Il a averti que la poursuite de ces pratiques en l’absence de reddition de comptes au niveau international encourage les autorités d’occupation à poursuivre leurs violations à l’encontre des détenus palestiniens et traduit une politique délibérée visant à les priver de leurs droits fondamentaux et à mettre leur vie et leur intégrité en danger.

Le ministère a affirmé que les décès de détenus dans les prisons de l’occupation et la dégradation alarmante de l’état de santé de milliers de malades et de blessés exigent l’ouverture d’enquêtes indépendantes, immédiates et approfondies, afin d’identifier les responsables de ces violations et de garantir qu’ils répondent de leurs actes.

Il a appelé la communauté internationale, en particulier les Nations unies et leurs mécanismes spécialisés, à assumer ses responsabilités juridiques et morales, à exercer des pressions réelles et efficaces sur la puissance occupante afin qu’elle mette fin aux politiques de négligence médicale, de torture, de mauvais traitements et de détention arbitraire, et à garantir la libération immédiate de tous les détenus incarcérés arbitrairement, notamment les enfants, les femmes et les malades, ainsi que l’accès sans délai aux soins médicaux nécessaires pour l’ensemble des détenus.

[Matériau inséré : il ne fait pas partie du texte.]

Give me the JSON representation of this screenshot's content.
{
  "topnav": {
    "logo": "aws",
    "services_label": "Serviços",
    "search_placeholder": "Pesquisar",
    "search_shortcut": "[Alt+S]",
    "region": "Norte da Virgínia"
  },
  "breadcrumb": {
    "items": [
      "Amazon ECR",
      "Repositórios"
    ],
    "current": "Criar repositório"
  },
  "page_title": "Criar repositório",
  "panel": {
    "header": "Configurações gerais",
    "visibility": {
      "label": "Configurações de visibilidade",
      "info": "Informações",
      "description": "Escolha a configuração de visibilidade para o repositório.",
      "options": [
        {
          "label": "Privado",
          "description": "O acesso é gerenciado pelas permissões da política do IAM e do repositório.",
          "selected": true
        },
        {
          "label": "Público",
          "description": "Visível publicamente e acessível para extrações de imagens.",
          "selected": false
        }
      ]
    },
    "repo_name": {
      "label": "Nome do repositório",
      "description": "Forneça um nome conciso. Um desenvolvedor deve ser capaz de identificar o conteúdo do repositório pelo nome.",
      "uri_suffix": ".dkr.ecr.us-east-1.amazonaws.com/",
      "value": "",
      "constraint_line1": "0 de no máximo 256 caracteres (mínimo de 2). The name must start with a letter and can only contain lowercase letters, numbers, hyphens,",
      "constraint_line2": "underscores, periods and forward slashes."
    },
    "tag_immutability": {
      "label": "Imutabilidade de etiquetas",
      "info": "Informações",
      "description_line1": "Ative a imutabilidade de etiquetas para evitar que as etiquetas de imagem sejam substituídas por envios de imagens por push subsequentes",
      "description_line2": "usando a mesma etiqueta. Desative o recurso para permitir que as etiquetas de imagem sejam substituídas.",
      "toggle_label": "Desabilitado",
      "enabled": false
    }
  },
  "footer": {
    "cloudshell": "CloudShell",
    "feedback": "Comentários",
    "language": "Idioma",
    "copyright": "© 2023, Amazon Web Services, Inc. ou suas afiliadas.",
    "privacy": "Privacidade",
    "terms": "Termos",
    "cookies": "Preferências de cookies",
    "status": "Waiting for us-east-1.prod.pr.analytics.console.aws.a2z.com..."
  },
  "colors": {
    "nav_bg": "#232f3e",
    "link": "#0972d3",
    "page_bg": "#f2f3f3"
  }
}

Le ministère a également réclamé l’ouverture d’enquêtes indépendantes et impartiales sur tous les cas de décès de détenus palestiniens dans les prisons et centres de détention, ainsi que sur leurs conditions de détention et les traitements qui leur sont infligés. Il a demandé que les dépouilles des détenus encore retenues soient restituées à leurs familles et que les responsables de ces crimes soient poursuivis.

Le ministère a enfin insisté sur la nécessité pour les Nations unies et leurs mécanismes spécialisés de continuer à surveiller régulièrement la situation des détenus palestiniens et à en rendre compte, et de prendre les mesures nécessaires afin de garantir que les auteurs de ces violations ne bénéficient pas de l’impunité.